Le troisième enjeu transversal concerne la particularité des victimisations et de leurs traitements en contexte religieux. Dans ses travaux, Dianne Casoni identifiait deux éléments fondamentaux de victimisation en contextes dits sectaires ou religieux : la relation d’emprise qui peut unir le leader et l’adepte et le fonctionnement particulier de certains groupes. D’une part, elle reconnaissait que l’idéalisation d’un membre envers une figure d’autorité perçue comme porteuse de connaissances, de talents ou de pouvoir pouvait le conduire à accepter, au nom de l’atteinte d’un idéal, d’adopter certaines conduites destructives ou de tolérer certaines violences psychologiques, physiques ou sexuelles dans le but de maintenir ce lien reconnu comme primordial.
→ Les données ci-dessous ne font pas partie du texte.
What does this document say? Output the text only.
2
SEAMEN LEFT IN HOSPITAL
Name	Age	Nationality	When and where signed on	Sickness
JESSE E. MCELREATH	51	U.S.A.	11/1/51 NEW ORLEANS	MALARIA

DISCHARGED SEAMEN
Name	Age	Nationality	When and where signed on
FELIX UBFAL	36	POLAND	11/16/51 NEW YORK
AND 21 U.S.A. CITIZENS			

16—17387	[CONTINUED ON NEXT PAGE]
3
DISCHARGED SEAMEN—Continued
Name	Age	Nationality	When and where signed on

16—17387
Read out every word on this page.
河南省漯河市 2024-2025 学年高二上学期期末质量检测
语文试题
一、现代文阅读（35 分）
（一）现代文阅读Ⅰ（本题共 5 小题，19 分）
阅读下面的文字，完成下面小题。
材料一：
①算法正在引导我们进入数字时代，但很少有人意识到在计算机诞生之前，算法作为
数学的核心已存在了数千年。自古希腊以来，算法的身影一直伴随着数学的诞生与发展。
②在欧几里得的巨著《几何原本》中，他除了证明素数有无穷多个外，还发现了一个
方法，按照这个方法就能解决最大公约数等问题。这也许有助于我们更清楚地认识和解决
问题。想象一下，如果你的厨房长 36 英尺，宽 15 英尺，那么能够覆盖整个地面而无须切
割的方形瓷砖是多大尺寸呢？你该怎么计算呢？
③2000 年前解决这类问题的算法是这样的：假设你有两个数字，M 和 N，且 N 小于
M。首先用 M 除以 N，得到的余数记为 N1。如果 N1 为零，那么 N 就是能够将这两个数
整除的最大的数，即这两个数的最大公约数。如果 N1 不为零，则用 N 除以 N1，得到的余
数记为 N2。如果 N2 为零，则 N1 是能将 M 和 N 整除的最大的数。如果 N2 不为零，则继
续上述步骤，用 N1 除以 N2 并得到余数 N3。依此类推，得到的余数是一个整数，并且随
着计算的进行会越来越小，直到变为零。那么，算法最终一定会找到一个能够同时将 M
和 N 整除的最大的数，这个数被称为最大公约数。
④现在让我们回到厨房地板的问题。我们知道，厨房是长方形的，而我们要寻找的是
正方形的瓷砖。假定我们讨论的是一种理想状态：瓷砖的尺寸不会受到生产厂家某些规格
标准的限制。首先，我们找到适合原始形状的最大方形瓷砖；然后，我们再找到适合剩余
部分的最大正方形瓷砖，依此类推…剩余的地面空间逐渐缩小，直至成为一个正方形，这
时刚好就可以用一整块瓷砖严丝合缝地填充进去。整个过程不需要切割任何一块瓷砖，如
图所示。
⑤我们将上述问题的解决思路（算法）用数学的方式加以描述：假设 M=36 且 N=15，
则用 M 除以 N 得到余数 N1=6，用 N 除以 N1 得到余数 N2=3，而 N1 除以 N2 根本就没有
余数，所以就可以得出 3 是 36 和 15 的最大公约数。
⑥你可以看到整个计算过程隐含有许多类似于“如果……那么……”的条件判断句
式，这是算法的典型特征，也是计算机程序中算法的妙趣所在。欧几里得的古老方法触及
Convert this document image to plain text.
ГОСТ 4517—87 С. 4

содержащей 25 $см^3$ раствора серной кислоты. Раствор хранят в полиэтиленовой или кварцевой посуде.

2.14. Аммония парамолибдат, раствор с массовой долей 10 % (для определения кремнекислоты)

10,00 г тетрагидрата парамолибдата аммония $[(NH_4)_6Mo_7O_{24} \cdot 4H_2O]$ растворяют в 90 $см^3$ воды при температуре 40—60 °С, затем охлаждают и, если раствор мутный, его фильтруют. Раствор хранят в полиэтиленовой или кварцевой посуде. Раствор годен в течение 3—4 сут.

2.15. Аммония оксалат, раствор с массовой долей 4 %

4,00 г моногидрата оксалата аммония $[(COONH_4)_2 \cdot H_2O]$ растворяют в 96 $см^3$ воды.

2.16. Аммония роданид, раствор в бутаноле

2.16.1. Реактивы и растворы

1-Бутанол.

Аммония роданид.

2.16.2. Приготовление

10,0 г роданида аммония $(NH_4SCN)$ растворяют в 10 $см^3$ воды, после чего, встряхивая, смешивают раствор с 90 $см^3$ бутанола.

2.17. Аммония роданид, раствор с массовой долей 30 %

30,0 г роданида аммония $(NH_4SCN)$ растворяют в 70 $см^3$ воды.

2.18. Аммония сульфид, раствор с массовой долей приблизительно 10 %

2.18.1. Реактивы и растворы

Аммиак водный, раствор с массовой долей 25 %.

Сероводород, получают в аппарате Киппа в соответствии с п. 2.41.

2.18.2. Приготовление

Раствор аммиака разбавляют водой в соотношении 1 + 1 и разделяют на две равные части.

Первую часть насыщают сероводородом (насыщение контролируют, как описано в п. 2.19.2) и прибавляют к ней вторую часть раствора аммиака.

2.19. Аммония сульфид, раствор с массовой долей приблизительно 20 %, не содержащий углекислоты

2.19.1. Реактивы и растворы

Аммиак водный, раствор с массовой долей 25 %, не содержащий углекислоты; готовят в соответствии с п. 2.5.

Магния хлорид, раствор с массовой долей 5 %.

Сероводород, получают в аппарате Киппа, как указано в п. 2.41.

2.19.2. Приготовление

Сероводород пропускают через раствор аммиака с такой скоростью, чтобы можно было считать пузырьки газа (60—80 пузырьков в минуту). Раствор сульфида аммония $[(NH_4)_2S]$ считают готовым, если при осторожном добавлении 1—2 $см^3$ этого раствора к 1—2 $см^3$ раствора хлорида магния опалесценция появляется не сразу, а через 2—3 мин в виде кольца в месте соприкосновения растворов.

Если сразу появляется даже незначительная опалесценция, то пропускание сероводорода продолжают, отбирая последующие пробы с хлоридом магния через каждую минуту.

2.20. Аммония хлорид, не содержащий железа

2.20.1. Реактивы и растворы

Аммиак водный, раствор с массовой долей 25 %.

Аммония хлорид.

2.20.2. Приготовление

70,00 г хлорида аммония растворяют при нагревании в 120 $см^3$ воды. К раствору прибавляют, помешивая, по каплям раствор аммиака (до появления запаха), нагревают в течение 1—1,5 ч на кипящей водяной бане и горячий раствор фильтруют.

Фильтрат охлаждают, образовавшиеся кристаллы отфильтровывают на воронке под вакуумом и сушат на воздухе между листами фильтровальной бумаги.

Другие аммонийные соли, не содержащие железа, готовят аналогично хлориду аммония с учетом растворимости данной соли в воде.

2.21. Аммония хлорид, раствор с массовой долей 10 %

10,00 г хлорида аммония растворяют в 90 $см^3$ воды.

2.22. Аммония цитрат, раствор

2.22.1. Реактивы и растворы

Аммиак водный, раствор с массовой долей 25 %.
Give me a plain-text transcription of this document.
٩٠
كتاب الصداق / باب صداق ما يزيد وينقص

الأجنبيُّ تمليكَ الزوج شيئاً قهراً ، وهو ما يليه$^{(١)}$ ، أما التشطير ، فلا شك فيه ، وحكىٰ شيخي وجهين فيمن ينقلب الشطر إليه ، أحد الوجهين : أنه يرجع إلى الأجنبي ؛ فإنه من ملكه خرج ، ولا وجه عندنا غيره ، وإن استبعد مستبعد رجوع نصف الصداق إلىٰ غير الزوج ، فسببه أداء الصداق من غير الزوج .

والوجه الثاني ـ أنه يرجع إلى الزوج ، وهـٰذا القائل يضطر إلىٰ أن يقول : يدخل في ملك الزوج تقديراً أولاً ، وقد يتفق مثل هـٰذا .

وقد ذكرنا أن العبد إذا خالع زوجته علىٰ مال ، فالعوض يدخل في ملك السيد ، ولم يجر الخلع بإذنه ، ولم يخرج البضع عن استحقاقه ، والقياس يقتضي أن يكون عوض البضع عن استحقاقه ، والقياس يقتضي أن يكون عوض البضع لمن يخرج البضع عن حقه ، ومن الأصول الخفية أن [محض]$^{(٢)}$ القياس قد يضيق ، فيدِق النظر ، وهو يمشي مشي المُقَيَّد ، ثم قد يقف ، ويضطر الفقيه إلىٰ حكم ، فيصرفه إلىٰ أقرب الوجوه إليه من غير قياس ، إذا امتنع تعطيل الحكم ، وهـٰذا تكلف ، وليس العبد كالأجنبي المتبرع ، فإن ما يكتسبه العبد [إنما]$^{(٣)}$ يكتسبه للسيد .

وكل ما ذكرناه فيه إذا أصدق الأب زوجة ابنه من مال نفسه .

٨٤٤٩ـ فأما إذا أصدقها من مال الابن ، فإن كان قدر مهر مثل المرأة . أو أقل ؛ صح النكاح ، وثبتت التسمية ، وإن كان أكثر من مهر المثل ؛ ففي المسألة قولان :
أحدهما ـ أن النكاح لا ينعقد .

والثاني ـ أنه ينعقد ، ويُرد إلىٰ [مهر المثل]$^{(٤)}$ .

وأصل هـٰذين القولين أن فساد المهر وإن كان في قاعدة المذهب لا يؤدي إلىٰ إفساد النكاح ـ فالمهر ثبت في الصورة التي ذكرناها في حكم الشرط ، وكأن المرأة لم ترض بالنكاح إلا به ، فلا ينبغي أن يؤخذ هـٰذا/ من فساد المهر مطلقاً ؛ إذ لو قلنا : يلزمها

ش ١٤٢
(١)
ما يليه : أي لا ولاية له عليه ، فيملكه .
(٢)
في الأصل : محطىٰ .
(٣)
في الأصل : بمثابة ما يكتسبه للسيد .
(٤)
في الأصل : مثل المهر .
D’autre part, elle reconnaissait que la structure du groupe, l’objectif de la philosophie groupale, la mission de chacun des membres dans le groupe pouvait orienter les types de victimisation observés dans ces groupes. Les articles publiés dans ce numéro permettent également de reconnaître comment l’idéalisation et le fonctionnement du groupe marquent les expériences de victimisation en contexte sectaire ou religieux. Les auteurs et autrices abondent dans ce sens, tout comme Dianne Casoni, à propos des interventions possibles en contexte religieux pour soutenir les victimes. Dianne Casoni avait ainsi relevé dans certains de ses écrits l’importance de respecter les tenants religieux auxquels croit la victime pour élaborer une stratégie d’intervention, tout en s’éloignant de solutions qui nécessitent une négociation avec le leader avec lequel elle entretient une relation complexe. Cette considération permet ainsi de redonner du pouvoir aux victimes et de leur laisser la liberté de choisir une résolution satisfaisante de leur situation de victimisation. Ces principes marquent également les stratégies de justice réparatrice ou de soutien proposées dans ces articles en vue de négocier lorsque la victimisation sexuelle est observée en contexte religieux ou lorsque la relation avec une figure d’autorité religieuse est abusive.